Studi: Perdagangan Satwa Liar Sebarkan 75 Persen Penyakit Menular

Penulis : Tim Betahita

Satwa

Senin, 12 Juli 2021

Editor : Sandy Indra Pratama

BETAHITA.ID -  Sebuah studi mengungkap bahwa hewan liar seperti kelelawar, primata, dan mamalia lain yang diperdagangkan menjadi rumah bagi tiga perempat penyakit menular di dunia.

Penyakit tersebut celakanya berpotensi menular dari hewan ke manusia.

Temuan ini merupakan bagian dari pandangan global pertama yang mendetail soal patogen pada hewan liar yang diperdagangkan. Studi ini pun dapat memberikan wawasan dan menyoroti cara-cara untuk mengurangi kemungkinan pandemi di masa depan.

Seperti yang diketahui, Organisasi Kesehatan Dunia (WHO) sebelumnya menganggap pasar satwa liar di China sebagai salah satu kemungkinan asal mula Covid-19.

Pasar Huanan ditutup tak lama setelah kasus Covid-19 meningkat di Wuhan, Cina. Pasar hewan ini diketahui publik sebagai awal bermulanya pandemi Covid-19. Foto: AFP

Mengutip New Scientist, kemarin, dalam studi ini peneliti mengambil data-data mamalia yang merupakan reservoir bagi virus zoonosis. Zoonosis adalah jenis penyakit yang dapat ditularkan hewan ke manusia.

Peneliti kemudian melengkapinya dengan literatur ilmiah dan menggabungkan apakah hewan diperdagangkan atau tidak.

Hasilnya, mereka menemukan bahwa 26,5 persen mamalia yang diperdagangkan membawa 75 persen virus zoonosis yang diketahui. Risiko penyakit terbesar itu berasal dari primata, kelelawar, karnivora, dan hewan berkuku yang dikenal sebagai ungulates.

Namun analisis juga menunjukkan bahwa hewan marsupial berpeluang masuk daftar berisiko tinggi juga di masa depan.
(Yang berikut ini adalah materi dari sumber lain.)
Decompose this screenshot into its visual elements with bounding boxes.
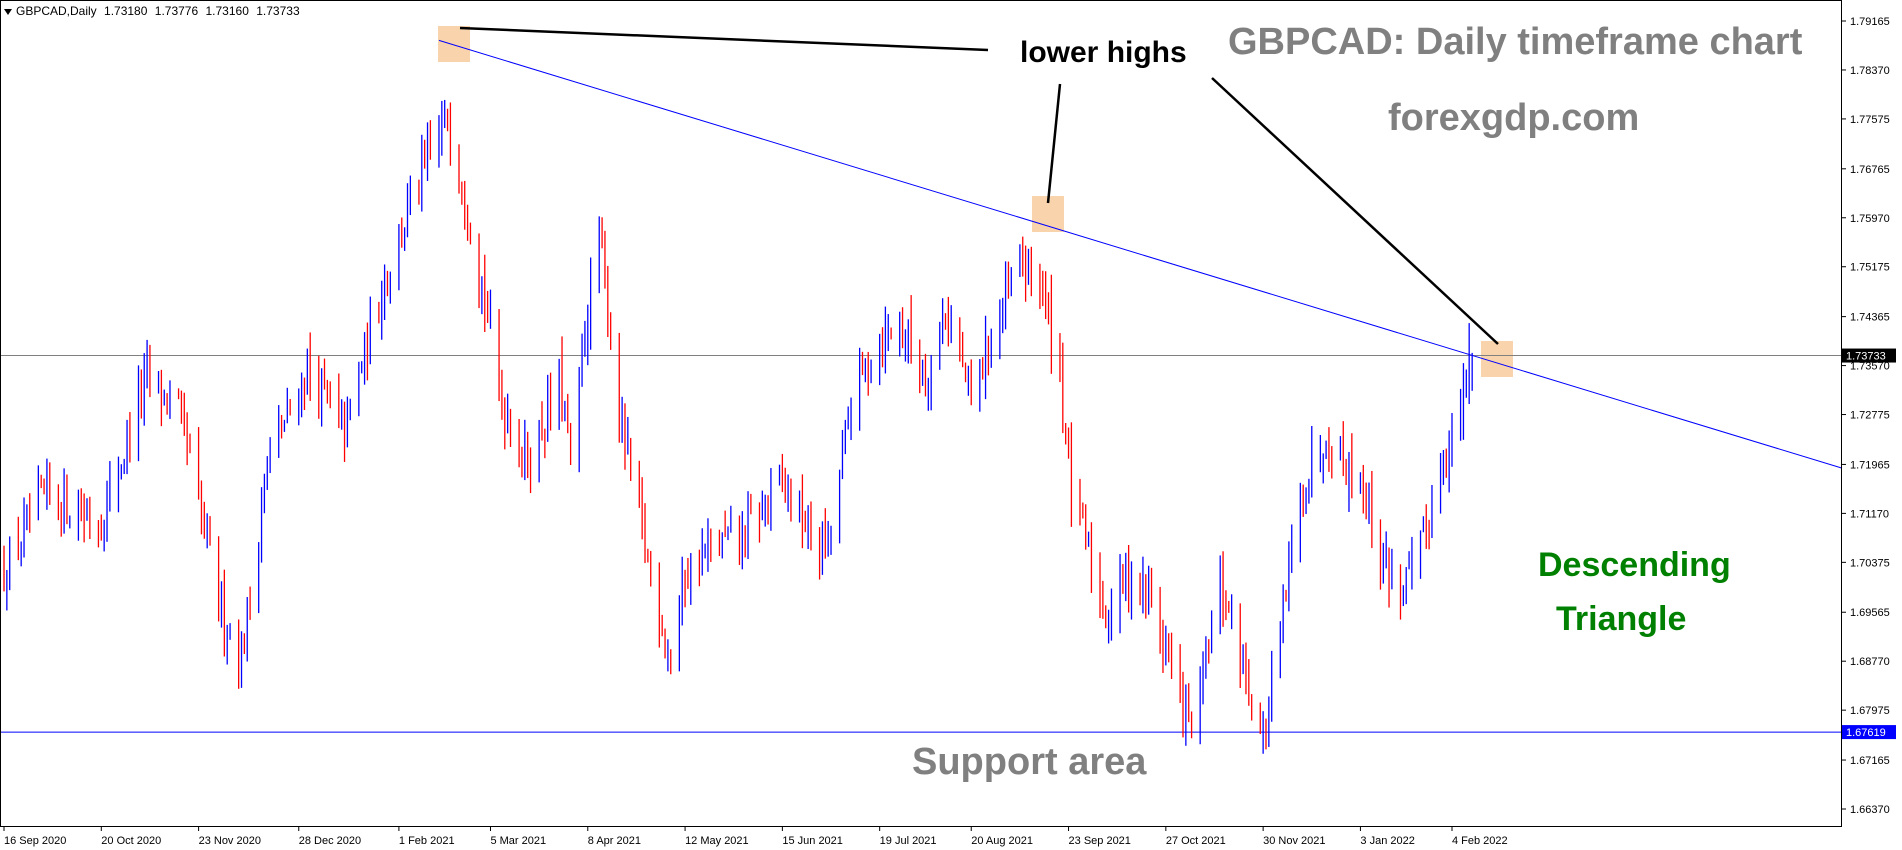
x-tick-label-3: 28 Dec 2020 bbox=[299, 835, 361, 847]
y-tick-label-0: 1.79165 bbox=[1850, 16, 1890, 28]
time-axis: 16 Sep 2020 20 Oct 2020 23 Nov 2020 28 Dec … bbox=[3, 827, 1508, 847]
symbol-name: GBPCAD,Daily bbox=[16, 4, 97, 18]
ohlc-close: 1.73733 bbox=[256, 4, 300, 18]
y-tick-label-16: 1.66370 bbox=[1850, 804, 1890, 816]
y-tick-label-15: 1.67165 bbox=[1850, 755, 1890, 767]
x-tick-label-11: 23 Sep 2021 bbox=[1069, 835, 1131, 847]
x-tick-label-0: 16 Sep 2020 bbox=[4, 835, 66, 847]
ohlc-open: 1.73180 bbox=[104, 4, 148, 18]
y-tick-label-3: 1.76765 bbox=[1850, 164, 1890, 176]
price-lines bbox=[0, 355, 1842, 733]
pointer-line-2 bbox=[1046, 83, 1062, 204]
x-tick-label-7: 12 May 2021 bbox=[685, 835, 749, 847]
pointer-line-1 bbox=[459, 26, 989, 52]
y-tick-label-10: 1.71170 bbox=[1850, 508, 1889, 520]
y-tick-label-12: 1.69565 bbox=[1850, 607, 1890, 619]
support-area-label: Support area bbox=[912, 741, 1147, 783]
annotations: lower highs GBPCAD: Daily timeframe char… bbox=[459, 21, 1803, 783]
x-tick-label-13: 30 Nov 2021 bbox=[1263, 835, 1325, 847]
x-tick-label-8: 15 Jun 2021 bbox=[782, 835, 843, 847]
y-tick-label-13: 1.68770 bbox=[1850, 656, 1890, 668]
x-tick-label-6: 8 Apr 2021 bbox=[588, 835, 641, 847]
y-tick-label-11: 1.70375 bbox=[1850, 557, 1890, 569]
x-tick-label-1: 20 Oct 2020 bbox=[101, 835, 161, 847]
y-tick-label-9: 1.71965 bbox=[1850, 459, 1890, 471]
collapse-triangle-icon[interactable] bbox=[4, 8, 12, 15]
plot-border bbox=[0, 0, 1842, 827]
x-tick-label-5: 5 Mar 2021 bbox=[490, 835, 546, 847]
price-axis: 1.79165 1.78370 1.77575 1.76765 1.75970 1.751… bbox=[1842, 16, 1896, 816]
candles bbox=[3, 99, 1473, 754]
x-tick-label-14: 3 Jan 2022 bbox=[1360, 835, 1414, 847]
y-tick-label-2: 1.77575 bbox=[1850, 114, 1890, 126]
ohlc-high: 1.73776 bbox=[154, 4, 199, 18]
lower-highs-label: lower highs bbox=[1020, 36, 1187, 69]
highlight-box-3 bbox=[1481, 341, 1513, 377]
x-tick-label-12: 27 Oct 2021 bbox=[1166, 835, 1226, 847]
pointer-line-3 bbox=[1211, 77, 1499, 345]
current-price-label: 1.73733 bbox=[1846, 351, 1886, 363]
x-tick-label-4: 1 Feb 2021 bbox=[399, 835, 455, 847]
site-label: forexgdp.com bbox=[1388, 97, 1639, 139]
support-price-label: 1.67619 bbox=[1846, 727, 1886, 739]
highlight-boxes bbox=[438, 26, 1513, 377]
x-tick-label-10: 20 Aug 2021 bbox=[971, 835, 1033, 847]
x-tick-label-2: 23 Nov 2020 bbox=[199, 835, 261, 847]
y-tick-label-7: 1.73570 bbox=[1850, 361, 1890, 373]
y-tick-label-8: 1.72775 bbox=[1850, 410, 1890, 422]
y-tick-label-4: 1.75970 bbox=[1850, 213, 1890, 225]
support-price-box bbox=[1842, 725, 1896, 740]
pattern-label-line2: Triangle bbox=[1556, 600, 1686, 638]
pattern-label-line1: Descending bbox=[1538, 546, 1731, 584]
trendlines bbox=[438, 39, 1843, 469]
y-tick-label-6: 1.74365 bbox=[1850, 312, 1890, 324]
highlight-box-1 bbox=[438, 26, 470, 62]
y-tick-label-1: 1.78370 bbox=[1850, 65, 1890, 77]
y-tick-label-14: 1.67975 bbox=[1850, 705, 1890, 717]
x-tick-label-9: 19 Jul 2021 bbox=[880, 835, 937, 847]
chart-frame bbox=[0, 0, 1842, 827]
y-tick-label-5: 1.75175 bbox=[1850, 262, 1890, 274]
chart-title: GBPCAD: Daily timeframe chart bbox=[1228, 21, 1803, 63]
ohlc-low: 1.73160 bbox=[205, 4, 249, 18]
x-tick-label-15: 4 Feb 2022 bbox=[1452, 835, 1508, 847]
descending-trendline bbox=[438, 39, 1843, 469]
symbol-header: GBPCAD,Daily 1.73180 1.73776 1.73160 1.7… bbox=[4, 4, 304, 18]
current-price-box bbox=[1842, 348, 1896, 363]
Sementara sebagai perbandingan, mamalia peliharaan menjadi rumah bagi 51,7 persen virus zoonosis yang diketahui dan yang tak diperdagangkan membawa 64,2 persen.
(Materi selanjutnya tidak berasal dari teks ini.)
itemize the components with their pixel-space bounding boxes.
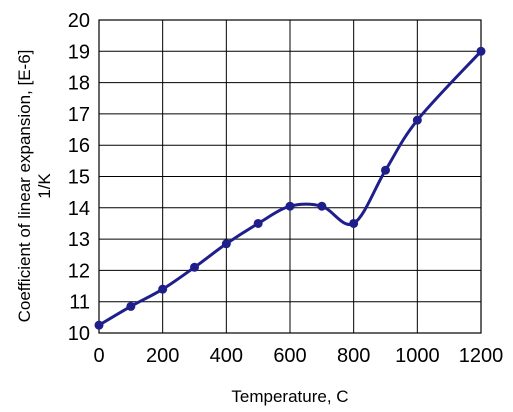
- x-tick-label: 1000: [395, 345, 440, 367]
- data-point: [94, 320, 104, 330]
- x-axis-label: Temperature, C: [231, 387, 348, 406]
- data-point: [349, 218, 359, 228]
- grid: [98, 19, 482, 334]
- y-axis-label-line1: Coefficient of linear expansion, [E-6]: [15, 50, 34, 323]
- data-point: [476, 46, 486, 56]
- y-tick-label: 10: [68, 323, 90, 345]
- y-tick-label: 14: [68, 198, 90, 220]
- plot-frame: [98, 19, 482, 334]
- y-tick-label: 13: [68, 229, 90, 251]
- y-tick-label: 17: [68, 104, 90, 126]
- y-tick-label: 12: [68, 260, 90, 282]
- x-tick-labels: 0 200 400 600 800 1000 1200: [93, 345, 503, 367]
- data-point: [126, 301, 136, 311]
- x-tick-label: 400: [210, 345, 243, 367]
- data-point: [412, 115, 422, 125]
- x-tick-label: 1200: [459, 345, 504, 367]
- x-tick-label: 800: [337, 345, 370, 367]
- y-tick-label: 20: [68, 10, 90, 32]
- y-tick-labels: 10 11 12 13 14 15 16 17 18 19 20: [68, 10, 90, 345]
- data-point: [190, 262, 199, 272]
- y-tick-label: 16: [68, 135, 90, 157]
- data-point: [317, 201, 327, 211]
- data-point: [381, 165, 390, 175]
- y-axis-label-line2: 1/K: [35, 173, 54, 199]
- y-tick-label: 15: [68, 167, 90, 189]
- x-tick-label: 200: [146, 345, 179, 367]
- x-tick-label: 600: [273, 345, 306, 367]
- data-points: [94, 46, 486, 330]
- y-tick-label: 19: [68, 41, 90, 63]
- data-point: [158, 284, 168, 294]
- data-point: [253, 218, 263, 228]
- y-tick-label: 18: [68, 73, 90, 95]
- y-tick-label: 11: [69, 292, 90, 314]
- data-point: [221, 239, 231, 249]
- data-point: [285, 201, 295, 211]
- x-tick-label: 0: [93, 345, 104, 367]
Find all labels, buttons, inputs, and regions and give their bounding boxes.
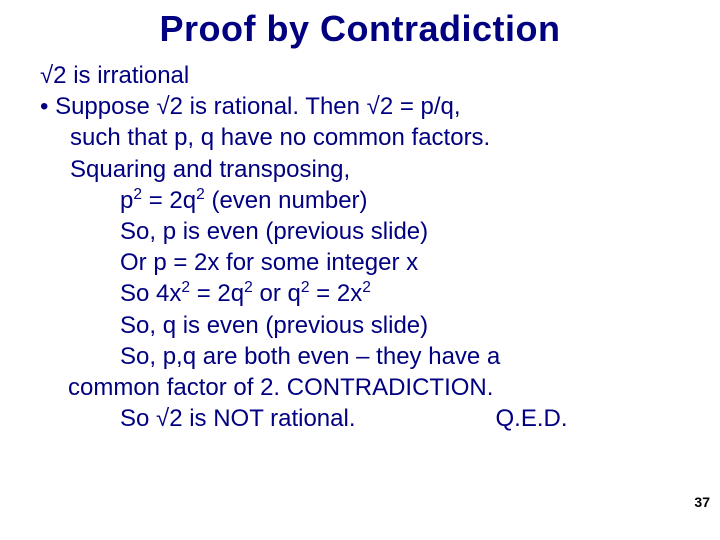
suppose-line: • Suppose √2 is rational. Then √2 = p/q, — [40, 91, 690, 122]
q-even-line: So, q is even (previous slide) — [120, 310, 690, 341]
slide-container: Proof by Contradiction √2 is irrational … — [0, 0, 720, 540]
slide-content: √2 is irrational • Suppose √2 is rationa… — [30, 60, 690, 434]
factors-line: such that p, q have no common factors. — [70, 122, 690, 153]
conclusion-line: So √2 is NOT rational.Q.E.D. — [120, 403, 690, 434]
squaring-line: Squaring and transposing, — [70, 154, 690, 185]
p2-line: p2 = 2q2 (even number) — [120, 185, 690, 216]
p-2x-line: Or p = 2x for some integer x — [120, 247, 690, 278]
p-even-line: So, p is even (previous slide) — [120, 216, 690, 247]
both-even-line: So, p,q are both even – they have a — [120, 341, 690, 372]
slide-title: Proof by Contradiction — [30, 8, 690, 50]
claim-line: √2 is irrational — [40, 60, 690, 91]
page-number: 37 — [694, 494, 710, 510]
qed-label: Q.E.D. — [496, 403, 568, 434]
4x2-line: So 4x2 = 2q2 or q2 = 2x2 — [120, 278, 690, 309]
contradiction-line: common factor of 2. CONTRADICTION. — [68, 372, 690, 403]
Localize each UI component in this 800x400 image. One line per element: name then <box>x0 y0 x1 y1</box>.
"Saya pikir hasilnya cukup mengkhawatirkan," ungkap Joseph Kiesecker, salah satu peneliti dari The Nature Conservancy.

Hasil studi ini bukan berarti larangan pada perdagangan satwa liar. Namun yang ingin ditunjukkan peneliti adalah virus zoonosis tak tersebar merata di semua hewan. "Jadi kami menargetkan spesies yang diketahui membawa lebih banyak virus sehingga bisa lebih fokus melakukan pembatasan," kata Kiesecker.

Lebih lanjut, mengutip Guardian, Shivaprakash Nagaraju, peneliti lain dalam studi menyebut mengatasi perdagangan satwa liar sebenarnya hanya akan mengatasi sebagian dari masalah saja.

"Pada akhirnya yang sangat penting adalah bagaimana mengubah pola pikir konsumen. Sebab mereka lah yang menciptakan permintaan ini," katanya.

Selama gaya hidup masyarakat terhadap konsumsi hewan liar tak berubah maka ini adalah semacam cerita yang tak pernah berakhir. Studi telah dipublikasikan di Current Biology.